Journaliste à succès, élégante, Anne Sinclair a épousé un coureur de jupon, aujourd'hui accusé de tentative de viol. Pourquoi l'ancienne présentatrice de TF1 soutient-elle autant DSK ? Le magazine américain Newsweek y va de son hypothèse.

Joan Juliet Buck | 

© AFP

 

Anne Sinclair était aussi impeccable que Barbara Walters [célèbre présentatrice de la chaîne de télévision américaine ABC], aussi pulpeuse que Diane Sawyer [ABC News] et aussi autoritaire qu'elles deux. Pendant 13 ans, de 1984 à 1997, elle a présenté sur TF1 l'émission 7 sur 7, où elle recevait un invité de marque pour commenter l'actualité de la semaine. Avec ses cheveux noirs bouclés, ses yeux bleus, sa pâleur et ses rondeurs avenantes, elle dégageait une aura de sexualité apaisée.

Pour l'écran elle portait une collection étonnamment variée de pulls en mohair bleus électriques. Petite-fille du marchand d'art Paul Rosenberg, représentant de Picasso, elle s’imposait comme une héritière riche, belle et brillante. Sa judaïté a parfois été évoquée de façon sournoise et grossière : le Front national a ainsi parlé d'elle comme d'une "pulpeuse charcutière casher*". Mais elle était la plus étincelante des étoiles de la télévision française. Elle était en quelque sorte l'Oprah Winfrey des hommes français : une femme issue d'une minorité, intelligente, à la poitrine opulente, qui les comprenait et pouvait les rendre célèbres.
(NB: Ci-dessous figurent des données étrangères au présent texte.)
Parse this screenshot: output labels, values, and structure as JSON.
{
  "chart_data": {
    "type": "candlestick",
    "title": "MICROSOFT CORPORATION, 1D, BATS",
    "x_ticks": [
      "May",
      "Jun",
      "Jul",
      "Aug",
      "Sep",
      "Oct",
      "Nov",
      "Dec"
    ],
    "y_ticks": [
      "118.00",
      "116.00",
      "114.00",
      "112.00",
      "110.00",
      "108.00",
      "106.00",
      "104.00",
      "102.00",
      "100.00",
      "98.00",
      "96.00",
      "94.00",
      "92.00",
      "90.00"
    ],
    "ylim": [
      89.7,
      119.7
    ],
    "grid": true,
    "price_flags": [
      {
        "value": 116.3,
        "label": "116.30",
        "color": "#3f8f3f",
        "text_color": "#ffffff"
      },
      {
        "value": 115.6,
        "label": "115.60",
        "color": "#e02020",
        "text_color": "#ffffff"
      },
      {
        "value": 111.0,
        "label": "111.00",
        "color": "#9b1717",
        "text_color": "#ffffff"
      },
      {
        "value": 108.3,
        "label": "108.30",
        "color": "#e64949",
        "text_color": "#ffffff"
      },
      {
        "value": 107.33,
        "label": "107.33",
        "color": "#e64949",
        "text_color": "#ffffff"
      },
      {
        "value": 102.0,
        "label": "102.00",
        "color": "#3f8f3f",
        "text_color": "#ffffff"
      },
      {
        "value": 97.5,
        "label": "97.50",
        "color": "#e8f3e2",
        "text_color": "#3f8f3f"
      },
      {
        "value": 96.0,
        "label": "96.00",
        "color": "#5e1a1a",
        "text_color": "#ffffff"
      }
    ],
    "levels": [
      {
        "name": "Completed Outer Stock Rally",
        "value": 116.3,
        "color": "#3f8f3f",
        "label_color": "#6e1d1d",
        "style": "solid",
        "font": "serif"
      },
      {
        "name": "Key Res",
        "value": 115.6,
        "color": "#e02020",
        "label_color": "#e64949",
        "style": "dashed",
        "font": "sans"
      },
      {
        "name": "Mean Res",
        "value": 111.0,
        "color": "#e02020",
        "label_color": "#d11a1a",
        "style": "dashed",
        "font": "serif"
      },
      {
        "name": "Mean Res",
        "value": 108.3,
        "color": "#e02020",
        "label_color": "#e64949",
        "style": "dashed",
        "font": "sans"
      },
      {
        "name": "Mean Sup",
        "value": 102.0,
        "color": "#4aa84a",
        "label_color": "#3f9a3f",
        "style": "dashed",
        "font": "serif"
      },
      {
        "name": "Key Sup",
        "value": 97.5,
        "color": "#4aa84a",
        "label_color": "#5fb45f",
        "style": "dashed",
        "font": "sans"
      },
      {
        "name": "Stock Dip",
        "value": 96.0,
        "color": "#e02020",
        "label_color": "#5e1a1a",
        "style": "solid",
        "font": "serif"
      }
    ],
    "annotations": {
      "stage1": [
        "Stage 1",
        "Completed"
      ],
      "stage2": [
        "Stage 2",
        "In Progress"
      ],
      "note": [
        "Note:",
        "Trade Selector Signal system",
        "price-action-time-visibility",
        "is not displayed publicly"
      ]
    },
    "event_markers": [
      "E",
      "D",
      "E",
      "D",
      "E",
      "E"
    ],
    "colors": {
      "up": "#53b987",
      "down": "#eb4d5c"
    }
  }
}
Dominique Strauss-Kahn, un jeune économiste, voulait la rencontrer depuis des années. En 1989, il était l'invité mystère de l'une de ses émissions. Quoique mariée, elle a succombé à son charme en quelques jours. Il lui a parlé de son enfance au Maroc, à Agadir, et des quatre enfants qu'il avait eus de ses deux précédents mariages. Elle-même avait deux enfants. Il l’a informée qu'il couchait à droite et à gauche, qu'il était un "incorrigible coureur de jupons". Selon les versions, elle lui aurait répondu soit "c'est mon problème, pas le tien" soit "je te changerai". Ils se sont mariés en novembre 1991. Pendant plusieurs années, à chaque fois qu'un ami mentionnait les penchants de son mari pendant un repas, elle jetait sa serviette sur la table et sortait de la pièce [selon ce qu’en raconte la journaliste Laure Adler, depuis brouillée avec Anne Sinclair].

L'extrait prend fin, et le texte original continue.